There was general surprise at the adoption, and general approval. Pliny noted: “All disturbances died at once.” Although the promotion appeared to come out of the blue, Trajan was a rational choice. The son of a distinguished father, he was a second-generation patrician. He had made a name for himself as an able soldier, popular with both the men and their commanders.
According to Pliny, Trajan was reluctant to accept his appointment as Nerva’s colleague in empire. “You had to be pressed. Even then you could only be persuaded because you saw your country in peril [from the Praetorian Guard] and the whole state tottering to a fall.”
There is evidence that Trajan had been informally discussed as
capax imperii
, worthy of rule, for some time. Tacitus states that his father-in-law,
Gnaeus Julius Agricola, a general who was responsible for much of the conquest of Britannia, “foretold” the principate of Trajan “in our hearing both as something to be prayed for and something that would happen.” The point here is that Agricola had died as long ago as 93, at the height of Domitian’s terror. Gossip of this kind was dangerous then not only to the speaker but to the person he was speaking about. Trajan was lucky that it did not reach the emperor’s ears.
A remark by Pliny, that not to have adopted Trajan would have indicated the “wanton tyranny of power,” suggests that Nerva’s hands were tied in advance. And a late source claims that the dexterous and unscrupulous Licinius Sura had engineered a coup d’état: in other words, the adoption had been a seizure, not a gift. So perhaps Trajan was not as retiring as he seemed.
It is impossible to be sure exactly what happened, but here is a plausible scenario that takes account of what we are told and of the changeless imperatives of political action. During the last terrifying years of the previous reign Trajan’s name began to be whispered in opposition circles as a potential
princeps
. As a distinguished soldier he could be counted on to adopt a more aggressive military posture than Domitian, which would please the general staff.
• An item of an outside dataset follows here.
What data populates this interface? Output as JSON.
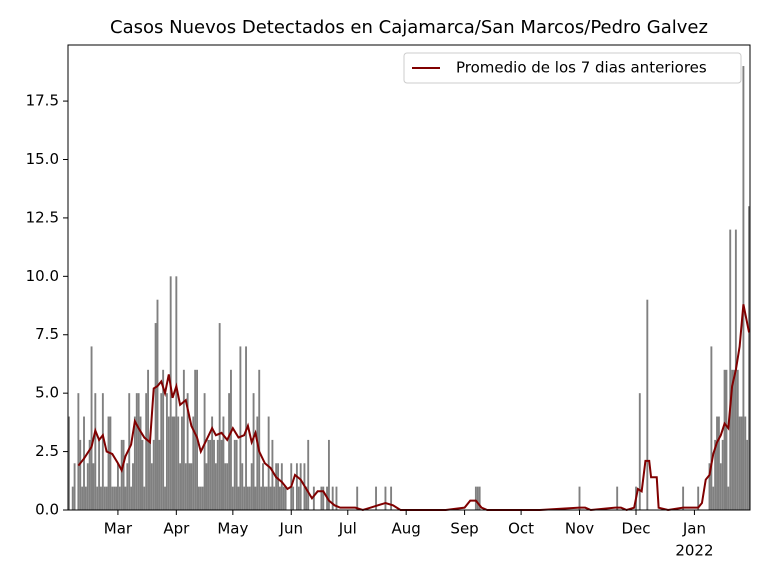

Domestically, he held moderate views and would be likely to cooperate with rather than browbeat the Senate. If he showed no uncomely enthusiasm for the throne, that was a reassuring bonus.
The conspirators nominated Nerva to the purple rather than Trajan because the latter was physically too distant from the center of events, and the imperial system could not tolerate a vacuum, even for a few days, without risking civil war. The Praetorian Guard needed to be confronted with an immediate fait accompli if they were to tolerate Domitian’s violent removal from the stage. Trajan, marooned in his province, on security grounds surely could not have been informed of the plot to kill Domitian. He would have to wait until the next time for a chance of winning the purple. And to make sure that the next time actually arrived, Licinius Sura was on hand as his confidential “agent” in Rome (in fact, it is not known where he was at this period, but if he was looking after Trajan’s interests, as suggested, he could hardly have done so effectively unless he was in the capital).